Une solution à la pénurie de compétences consiste à encourager davantage de jeunes à acquérir des compétences techniques. Mais les métiers manuels restent stigmatisés. De nombreux parents les considèrent comme « sales, pénibles et dangereux » et « sans avenir », explique Sujai Shivakumar, du Centre for Strategic and International Studies, un groupe de réflexion basé à Washington. Le manque de coordination entre les écoles, l’industrie et le gouvernement est également un problème, selon M. Shivakumar. Les collèges communautaires proposent souvent des cours qui augmentent le nombre d’inscriptions, mais pas ceux dont les industries ont besoin, explique-t-il, ce qui laisse aux diplômés professionnels peu de choix d’emploi, même s’il y a une pénurie de compétences.

L’exemple suisse

Une meilleure solution serait de s’inspirer de pays comme la Suisse, où environ deux tiers des jeunes suivent une formation technique après 11 ans de scolarité obligatoire. Ce système fonctionne parce qu’il est « perméable », ce qui signifie que les étudiants peuvent facilement passer d’une filière technique à une filière universitaire, et inversement, explique Ursula Renold, experte en formation professionnelle à l’ETH Zurich, une université suisse. De nombreux autres pays encouragent l’apprentissage, qui permet aux stagiaires d’obtenir une certification pour travailler dans un certain secteur, mais ne leur permet pas d’utiliser cette certification dans le système éducatif général. « Ils sont cloisonnés », explique Mme Renold, ce qui est « très dangereux ». Selon elle, un système idéal devrait éviter de séparer les étudiants et les apprentis dans des filières différentes. Il devrait également laisser les entreprises prendre l’initiative d’élaborer les programmes d’études et de former les étudiants sur le lieu de travail.

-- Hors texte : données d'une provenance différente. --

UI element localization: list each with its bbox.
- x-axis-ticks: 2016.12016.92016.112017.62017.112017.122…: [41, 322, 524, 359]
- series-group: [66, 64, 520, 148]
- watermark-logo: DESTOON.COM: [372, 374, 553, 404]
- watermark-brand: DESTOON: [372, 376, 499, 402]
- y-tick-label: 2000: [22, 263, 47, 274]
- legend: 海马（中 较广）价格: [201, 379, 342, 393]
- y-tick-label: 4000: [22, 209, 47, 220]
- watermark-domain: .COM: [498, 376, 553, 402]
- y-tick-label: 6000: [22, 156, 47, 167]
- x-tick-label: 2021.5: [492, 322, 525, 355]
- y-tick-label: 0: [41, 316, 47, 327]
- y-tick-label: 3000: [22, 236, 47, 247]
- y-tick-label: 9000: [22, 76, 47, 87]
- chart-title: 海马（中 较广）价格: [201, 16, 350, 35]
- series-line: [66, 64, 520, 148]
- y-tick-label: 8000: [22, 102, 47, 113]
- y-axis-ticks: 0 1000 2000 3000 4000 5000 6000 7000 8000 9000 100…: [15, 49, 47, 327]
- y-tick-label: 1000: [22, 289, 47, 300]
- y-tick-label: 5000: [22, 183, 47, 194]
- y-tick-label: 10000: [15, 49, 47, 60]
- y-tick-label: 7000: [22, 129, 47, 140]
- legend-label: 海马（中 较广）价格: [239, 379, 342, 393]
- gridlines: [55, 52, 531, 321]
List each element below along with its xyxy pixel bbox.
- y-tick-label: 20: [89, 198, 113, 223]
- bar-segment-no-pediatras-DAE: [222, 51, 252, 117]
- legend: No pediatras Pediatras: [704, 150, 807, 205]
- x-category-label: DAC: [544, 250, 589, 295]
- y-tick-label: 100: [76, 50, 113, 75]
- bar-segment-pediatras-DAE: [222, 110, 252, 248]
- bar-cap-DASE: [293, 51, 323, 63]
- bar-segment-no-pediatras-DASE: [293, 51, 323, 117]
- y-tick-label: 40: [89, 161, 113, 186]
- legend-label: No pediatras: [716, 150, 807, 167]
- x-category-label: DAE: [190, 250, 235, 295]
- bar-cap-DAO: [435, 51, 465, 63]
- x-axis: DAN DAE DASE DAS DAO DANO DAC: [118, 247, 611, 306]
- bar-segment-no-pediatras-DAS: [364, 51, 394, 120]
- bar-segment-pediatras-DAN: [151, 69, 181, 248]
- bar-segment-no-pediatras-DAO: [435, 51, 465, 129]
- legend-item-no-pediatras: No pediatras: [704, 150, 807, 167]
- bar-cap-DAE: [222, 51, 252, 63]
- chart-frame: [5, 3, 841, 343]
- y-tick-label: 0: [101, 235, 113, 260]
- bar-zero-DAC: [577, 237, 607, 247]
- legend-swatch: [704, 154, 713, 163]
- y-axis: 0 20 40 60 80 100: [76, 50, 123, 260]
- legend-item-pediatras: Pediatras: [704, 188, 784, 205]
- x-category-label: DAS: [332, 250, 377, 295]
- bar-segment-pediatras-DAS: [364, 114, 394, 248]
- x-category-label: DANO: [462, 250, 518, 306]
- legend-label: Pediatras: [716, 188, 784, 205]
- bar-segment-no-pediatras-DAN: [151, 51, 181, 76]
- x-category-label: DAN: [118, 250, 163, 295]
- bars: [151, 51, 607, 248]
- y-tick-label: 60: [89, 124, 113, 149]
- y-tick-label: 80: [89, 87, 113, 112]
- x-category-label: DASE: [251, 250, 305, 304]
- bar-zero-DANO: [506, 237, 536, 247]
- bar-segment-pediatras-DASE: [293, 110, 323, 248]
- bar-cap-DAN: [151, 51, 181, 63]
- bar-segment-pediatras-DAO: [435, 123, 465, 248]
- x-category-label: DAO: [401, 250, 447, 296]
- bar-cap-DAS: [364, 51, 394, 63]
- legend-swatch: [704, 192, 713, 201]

La mise en place de systèmes tels que celui de la Suisse peut prendre des décennies. En attendant, la meilleure option pourrait être l’apprentissage diplômant, dans le cadre duquel les étudiants sont rémunérés par un employeur pour poursuivre des études universitaires tout en acquérant une formation sur le terrain. BAE Systems, un fabricant d’armes britannique, dispose d’un programme d’apprentissage qui accueille plus de 5 000 stagiaires par an, dont un tiers sont des apprentis en licence. Laché, un apprenti en génie aérospatial de 20 ans (dont le nom de famille n’est pas divulgué pour des raisons de sécurité), passe quatre jours par semaine à travailler sur les technologies du cockpit du Tempest, un nouvel avion de chasse, et le cinquième jour à suivre des cours. « C’est vraiment, vraiment, vraiment génial », dit-elle. La demande pour ce type d’apprentissage est forte : BAE a reçu plus de 31 000 candidatures pour 1 100 places lors de son dernier cycle, selon Richard Hamer, directeur de la formation de l’entreprise. Cela « en vaut vraiment la peine » tant pour les stagiaires que pour l’entreprise, qui avait du mal à trouver des diplômés possédant les compétences requises, dit-il. 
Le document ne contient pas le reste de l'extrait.